Hillary’s supporters should be heartened by the fact that intense hatred is often accompanied by equally strong support. Roosevelt won four landslide victories against his opponents and crafted the architecture for the most humane, successful, generous features of modern American government.
They can also take comfort in Hillary’s proven ability to transform intense hatred into loyal support. I recently toured upstate New York’s traditionally Republican counties which she has transformed through leadership and political acumen, into rock solid Hillary Clinton strongholds.
With a playful wink she told me, “One of my favorite pins in my political pin collection is “I Don’t Like Eleanor Either.” It reminds her that it’s not just the president who is targeted by the haters. But “about anybody who cares about and stands up and fights for the changes that our country needs to have.”

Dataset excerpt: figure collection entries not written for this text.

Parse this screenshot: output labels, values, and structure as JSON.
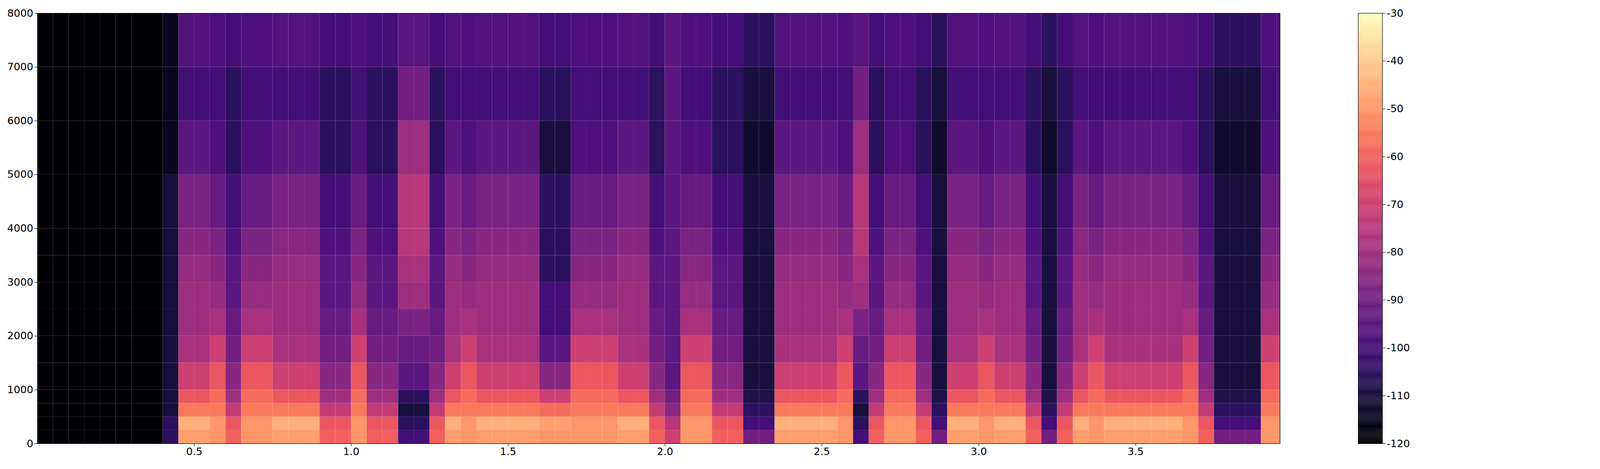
{
  "chart_data": {
    "type": "heatmap",
    "color": "magma",
    "x_edges": [
      0,
      0.05,
      0.1,
      0.15,
      0.2,
      0.25,
      0.3,
      0.35,
      0.4,
      0.45,
      0.5,
      0.55,
      0.6,
      0.65,
      0.7,
      0.75,
      0.8,
      0.85,
      0.9,
      0.95,
      1,
      1.05,
      1.1,
      1.15,
      1.2,
      1.25,
      1.3,
      1.35,
      1.4,
      1.45,
      1.5,
      1.55,
      1.6,
      1.65,
      1.7,
      1.75,
      1.8,
      1.85,
      1.9,
      1.95,
      2,
      2.05,
      2.1,
      2.15,
      2.2,
      2.25,
      2.3,
      2.35,
      2.4,
      2.45,
      2.5,
      2.55,
      2.6,
      2.65,
      2.7,
      2.75,
      2.8,
      2.85,
      2.9,
      2.95,
      3,
      3.05,
      3.1,
      3.15,
      3.2,
      3.25,
      3.3,
      3.35,
      3.4,
      3.45,
      3.5,
      3.55,
      3.6,
      3.65,
      3.7,
      3.75,
      3.8,
      3.85,
      3.9,
      3.95,
      4
    ],
    "y_edges": [
      0,
      250,
      500,
      750,
      1000,
      1500,
      2000,
      2500,
      3000,
      3500,
      4000,
      5000,
      6000,
      7000,
      8000
    ],
    "values": [
      [
        -120,
        -120,
        -120,
        -120,
        -120,
        -120,
        -120,
        -120,
        -120,
        -120,
        -120,
        -120,
        -120,
        -120
      ],
      [
        -120,
        -120,
        -120,
        -120,
        -120,
        -120,
        -120,
        -120,
        -120,
        -120,
        -120,
        -120,
        -120,
        -120
      ],
      [
        -120,
        -120,
        -120,
        -120,
        -120,
        -120,
        -120,
        -120,
        -120,
        -120,
        -120,
        -120,
        -120,
        -120
      ],
      [
        -120,
        -120,
        -120,
        -120,
        -120,
        -120,
        -120,
        -120,
        -120,
        -120,
        -120,
        -120,
        -120,
        -120
      ],
      [
        -120,
        -120,
        -120,
        -120,
        -120,
        -120,
        -120,
        -120,
        -120,
        -120,
        -120,
        -120,
        -120,
        -120
      ],
      [
        -120,
        -120,
        -120,
        -120,
        -120,
        -120,
        -120,
        -120,
        -120,
        -120,
        -120,
        -120,
        -120,
        -120
      ],
      [
        -120,
        -120,
        -120,
        -120,
        -120,
        -120,
        -120,
        -120,
        -120,
        -120,
        -120,
        -120,
        -120,
        -120
      ],
      [
        -120,
        -120,
        -120,
        -120,
        -120,
        -120,
        -120,
        -120,
        -120,
        -120,
        -120,
        -120,
        -120,
        -120
      ],
      [
        -105,
        -105,
        -110,
        -110,
        -110,
        -110,
        -110,
        -110,
        -110,
        -110,
        -110,
        -115,
        -115,
        -115
      ],
      [
        -48,
        -45,
        -55,
        -62,
        -70,
        -78,
        -80,
        -80,
        -82,
        -85,
        -88,
        -95,
        -100,
        -97
      ],
      [
        -48,
        -45,
        -55,
        -62,
        -70,
        -78,
        -80,
        -80,
        -82,
        -85,
        -88,
        -95,
        -100,
        -97
      ],
      [
        -50,
        -50,
        -55,
        -58,
        -62,
        -70,
        -78,
        -82,
        -85,
        -88,
        -92,
        -98,
        -100,
        -98
      ],
      [
        -60,
        -62,
        -72,
        -80,
        -85,
        -90,
        -92,
        -95,
        -95,
        -98,
        -100,
        -105,
        -105,
        -100
      ],
      [
        -50,
        -50,
        -55,
        -58,
        -62,
        -70,
        -78,
        -82,
        -85,
        -88,
        -92,
        -98,
        -100,
        -98
      ],
      [
        -50,
        -50,
        -55,
        -58,
        -62,
        -70,
        -78,
        -82,
        -85,
        -88,
        -92,
        -98,
        -100,
        -98
      ],
      [
        -48,
        -45,
        -55,
        -62,
        -70,
        -78,
        -80,
        -80,
        -82,
        -85,
        -88,
        -95,
        -100,
        -97
      ],
      [
        -48,
        -45,
        -55,
        -62,
        -70,
        -78,
        -80,
        -80,
        -82,
        -85,
        -88,
        -95,
        -100,
        -97
      ],
      [
        -48,
        -45,
        -55,
        -62,
        -70,
        -78,
        -80,
        -80,
        -82,
        -85,
        -88,
        -95,
        -100,
        -97
      ],
      [
        -60,
        -62,
        -72,
        -80,
        -85,
        -90,
        -92,
        -95,
        -95,
        -98,
        -100,
        -105,
        -105,
        -100
      ],
      [
        -60,
        -62,
        -72,
        -80,
        -85,
        -90,
        -92,
        -95,
        -95,
        -98,
        -100,
        -105,
        -105,
        -100
      ],
      [
        -50,
        -50,
        -55,
        -58,
        -62,
        -70,
        -78,
        -82,
        -85,
        -88,
        -92,
        -98,
        -100,
        -98
      ],
      [
        -60,
        -62,
        -72,
        -80,
        -85,
        -90,
        -92,
        -95,
        -95,
        -98,
        -100,
        -105,
        -105,
        -100
      ],
      [
        -60,
        -62,
        -72,
        -80,
        -85,
        -90,
        -92,
        -95,
        -95,
        -98,
        -100,
        -105,
        -105,
        -100
      ],
      [
        -100,
        -105,
        -110,
        -105,
        -95,
        -92,
        -88,
        -80,
        -78,
        -75,
        -75,
        -80,
        -90,
        -95
      ],
      [
        -100,
        -105,
        -110,
        -105,
        -95,
        -92,
        -88,
        -80,
        -78,
        -75,
        -75,
        -80,
        -90,
        -95
      ],
      [
        -60,
        -62,
        -72,
        -80,
        -85,
        -90,
        -92,
        -95,
        -95,
        -98,
        -100,
        -105,
        -105,
        -100
      ],
      [
        -48,
        -45,
        -55,
        -62,
        -70,
        -78,
        -80,
        -80,
        -82,
        -85,
        -88,
        -95,
        -100,
        -97
      ],
      [
        -50,
        -50,
        -55,
        -58,
        -62,
        -70,
        -78,
        -82,
        -85,
        -88,
        -92,
        -98,
        -100,
        -98
      ],
      [
        -48,
        -45,
        -55,
        -62,
        -70,
        -78,
        -80,
        -80,
        -82,
        -85,
        -88,
        -95,
        -100,
        -97
      ],
      [
        -48,
        -45,
        -55,
        -62,
        -70,
        -78,
        -80,
        -80,
        -82,
        -85,
        -88,
        -95,
        -100,
        -97
      ],
      [
        -48,
        -45,
        -55,
        -62,
        -70,
        -78,
        -80,
        -80,
        -82,
        -85,
        -88,
        -95,
        -100,
        -97
      ],
      [
        -48,
        -45,
        -55,
        -62,
        -70,
        -78,
        -80,
        -80,
        -82,
        -85,
        -88,
        -95,
        -100,
        -97
      ],
      [
        -50,
        -48,
        -58,
        -70,
        -85,
        -95,
        -100,
        -100,
        -105,
        -105,
        -105,
        -110,
        -105,
        -100
      ],
      [
        -50,
        -48,
        -58,
        -70,
        -85,
        -95,
        -100,
        -100,
        -105,
        -105,
        -105,
        -110,
        -105,
        -100
      ],
      [
        -50,
        -50,
        -55,
        -58,
        -62,
        -70,
        -78,
        -82,
        -85,
        -88,
        -92,
        -98,
        -100,
        -98
      ],
      [
        -50,
        -50,
        -55,
        -58,
        -62,
        -70,
        -78,
        -82,
        -85,
        -88,
        -92,
        -98,
        -100,
        -98
      ],
      [
        -50,
        -50,
        -55,
        -58,
        -62,
        -70,
        -78,
        -82,
        -85,
        -88,
        -92,
        -98,
        -100,
        -98
      ],
      [
        -48,
        -45,
        -55,
        -62,
        -70,
        -78,
        -80,
        -80,
        -82,
        -85,
        -88,
        -95,
        -100,
        -97
      ],
      [
        -48,
        -45,
        -55,
        -62,
        -70,
        -78,
        -80,
        -80,
        -82,
        -85,
        -88,
        -95,
        -100,
        -97
      ],
      [
        -60,
        -62,
        -72,
        -80,
        -85,
        -90,
        -92,
        -95,
        -95,
        -98,
        -100,
        -105,
        -105,
        -100
      ],
      [
        -70,
        -75,
        -85,
        -90,
        -95,
        -95,
        -95,
        -95,
        -95,
        -95,
        -95,
        -95,
        -95,
        -95
      ],
      [
        -50,
        -50,
        -55,
        -58,
        -62,
        -70,
        -78,
        -82,
        -85,
        -88,
        -92,
        -98,
        -100,
        -98
      ],
      [
        -50,
        -50,
        -55,
        -58,
        -62,
        -70,
        -78,
        -82,
        -85,
        -88,
        -92,
        -98,
        -100,
        -98
      ],
      [
        -60,
        -62,
        -72,
        -80,
        -85,
        -90,
        -92,
        -95,
        -95,
        -98,
        -100,
        -105,
        -105,
        -100
      ],
      [
        -60,
        -62,
        -72,
        -80,
        -85,
        -90,
        -92,
        -95,
        -95,
        -98,
        -100,
        -105,
        -105,
        -100
      ],
      [
        -90,
        -100,
        -105,
        -108,
        -110,
        -110,
        -110,
        -110,
        -110,
        -110,
        -110,
        -112,
        -110,
        -105
      ],
      [
        -90,
        -100,
        -105,
        -108,
        -110,
        -110,
        -110,
        -110,
        -110,
        -110,
        -110,
        -112,
        -110,
        -105
      ],
      [
        -48,
        -45,
        -55,
        -62,
        -70,
        -78,
        -80,
        -80,
        -82,
        -85,
        -88,
        -95,
        -100,
        -97
      ],
      [
        -48,
        -45,
        -55,
        -62,
        -70,
        -78,
        -80,
        -80,
        -82,
        -85,
        -88,
        -95,
        -100,
        -97
      ],
      [
        -48,
        -45,
        -55,
        -62,
        -70,
        -78,
        -80,
        -80,
        -82,
        -85,
        -88,
        -95,
        -100,
        -97
      ],
      [
        -48,
        -45,
        -55,
        -62,
        -70,
        -78,
        -80,
        -80,
        -82,
        -85,
        -88,
        -95,
        -100,
        -97
      ],
      [
        -50,
        -50,
        -55,
        -58,
        -62,
        -70,
        -78,
        -82,
        -85,
        -88,
        -92,
        -98,
        -100,
        -98
      ],
      [
        -100,
        -105,
        -110,
        -105,
        -95,
        -92,
        -88,
        -80,
        -78,
        -75,
        -75,
        -80,
        -90,
        -95
      ],
      [
        -60,
        -62,
        -72,
        -80,
        -85,
        -90,
        -92,
        -95,
        -95,
        -98,
        -100,
        -105,
        -105,
        -100
      ],
      [
        -50,
        -50,
        -55,
        -58,
        -62,
        -70,
        -78,
        -82,
        -85,
        -88,
        -92,
        -98,
        -100,
        -98
      ],
      [
        -50,
        -50,
        -55,
        -58,
        -62,
        -70,
        -78,
        -82,
        -85,
        -88,
        -92,
        -98,
        -100,
        -98
      ],
      [
        -60,
        -62,
        -72,
        -80,
        -85,
        -90,
        -92,
        -95,
        -95,
        -98,
        -100,
        -105,
        -105,
        -100
      ],
      [
        -90,
        -100,
        -105,
        -108,
        -110,
        -110,
        -110,
        -110,
        -110,
        -110,
        -110,
        -112,
        -110,
        -105
      ],
      [
        -48,
        -45,
        -55,
        -62,
        -70,
        -78,
        -80,
        -80,
        -82,
        -85,
        -88,
        -95,
        -100,
        -97
      ],
      [
        -48,
        -45,
        -55,
        -62,
        -70,
        -78,
        -80,
        -80,
        -82,
        -85,
        -88,
        -95,
        -100,
        -97
      ],
      [
        -50,
        -50,
        -55,
        -58,
        -62,
        -70,
        -78,
        -82,
        -85,
        -88,
        -92,
        -98,
        -100,
        -98
      ],
      [
        -48,
        -45,
        -55,
        -62,
        -70,
        -78,
        -80,
        -80,
        -82,
        -85,
        -88,
        -95,
        -100,
        -97
      ],
      [
        -48,
        -45,
        -55,
        -62,
        -70,
        -78,
        -80,
        -80,
        -82,
        -85,
        -88,
        -95,
        -100,
        -97
      ],
      [
        -60,
        -62,
        -72,
        -80,
        -85,
        -90,
        -92,
        -95,
        -95,
        -98,
        -100,
        -105,
        -105,
        -100
      ],
      [
        -90,
        -100,
        -105,
        -108,
        -110,
        -110,
        -110,
        -110,
        -110,
        -110,
        -110,
        -112,
        -110,
        -105
      ],
      [
        -60,
        -62,
        -72,
        -80,
        -85,
        -90,
        -92,
        -95,
        -95,
        -98,
        -100,
        -105,
        -105,
        -100
      ],
      [
        -48,
        -45,
        -55,
        -62,
        -70,
        -78,
        -80,
        -80,
        -82,
        -85,
        -88,
        -95,
        -100,
        -97
      ],
      [
        -50,
        -50,
        -55,
        -58,
        -62,
        -70,
        -78,
        -82,
        -85,
        -88,
        -92,
        -98,
        -100,
        -98
      ],
      [
        -48,
        -45,
        -55,
        -62,
        -70,
        -78,
        -80,
        -80,
        -82,
        -85,
        -88,
        -95,
        -100,
        -97
      ],
      [
        -48,
        -45,
        -55,
        -62,
        -70,
        -78,
        -80,
        -80,
        -82,
        -85,
        -88,
        -95,
        -100,
        -97
      ],
      [
        -48,
        -45,
        -55,
        -62,
        -70,
        -78,
        -80,
        -80,
        -82,
        -85,
        -88,
        -95,
        -100,
        -97
      ],
      [
        -48,
        -45,
        -55,
        -62,
        -70,
        -78,
        -80,
        -80,
        -82,
        -85,
        -88,
        -95,
        -100,
        -97
      ],
      [
        -48,
        -45,
        -55,
        -62,
        -70,
        -78,
        -80,
        -80,
        -82,
        -85,
        -88,
        -95,
        -100,
        -97
      ],
      [
        -50,
        -50,
        -55,
        -58,
        -62,
        -70,
        -78,
        -82,
        -85,
        -88,
        -92,
        -98,
        -100,
        -98
      ],
      [
        -60,
        -62,
        -72,
        -80,
        -85,
        -90,
        -92,
        -95,
        -95,
        -98,
        -100,
        -105,
        -105,
        -100
      ],
      [
        -90,
        -100,
        -105,
        -108,
        -110,
        -110,
        -110,
        -110,
        -110,
        -110,
        -110,
        -112,
        -110,
        -105
      ],
      [
        -90,
        -100,
        -105,
        -108,
        -110,
        -110,
        -110,
        -110,
        -110,
        -110,
        -110,
        -112,
        -110,
        -105
      ],
      [
        -90,
        -100,
        -105,
        -108,
        -110,
        -110,
        -110,
        -110,
        -110,
        -110,
        -110,
        -112,
        -110,
        -105
      ],
      [
        -50,
        -50,
        -55,
        -58,
        -62,
        -70,
        -78,
        -82,
        -85,
        -88,
        -92,
        -98,
        -100,
        -98
      ],
      [
        -50,
        -50,
        -55,
        -58,
        -62,
        -70,
        -78,
        -82,
        -85,
        -88,
        -92,
        -98,
        -100,
        -98
      ]
    ],
    "xlim": [
      0,
      3.96
    ],
    "xticks": [
      0.5,
      {
        "value": 1,
        "label": "1.0"
      },
      1.5,
      {
        "value": 2,
        "label": "2.0"
      },
      2.5,
      {
        "value": 3,
        "label": "3.0"
      },
      3.5
    ],
    "ylim": [
      0,
      8000
    ],
    "yticks": [
      0,
      1000,
      2000,
      3000,
      4000,
      5000,
      6000,
      7000,
      8000
    ],
    "colorbar": {
      "range": [
        -120,
        -30
      ],
      "ticks": [
        -120,
        -110,
        -100,
        -90,
        -80,
        -70,
        -60,
        -50,
        -40,
        -30
      ]
    }
  }
}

Our country desperately needs change. I’m not inclined to think that any of the Dems running for the nomination won’t deliver that change. I’m also not inclined to think that any of them aren’t worthy of the office. When all is said and done after the primaries, we’ll all be on the same team. Let’s keep that in mind and remember that the Republican’s will go after anything and everything. We better get a tougher skin.
No matter who we put in the White House in ’08, the Republicans will continue their opposition to the Democratic Party and all who, as Clinton says “who cares about and stands up and fights for the changes that our country needs to have.” We saw this happen in the last election with Kerry. In many ways, they target Clinton in the same way they targeted Kerry. I’ve said this here before.
We all want change. Go out and get involved.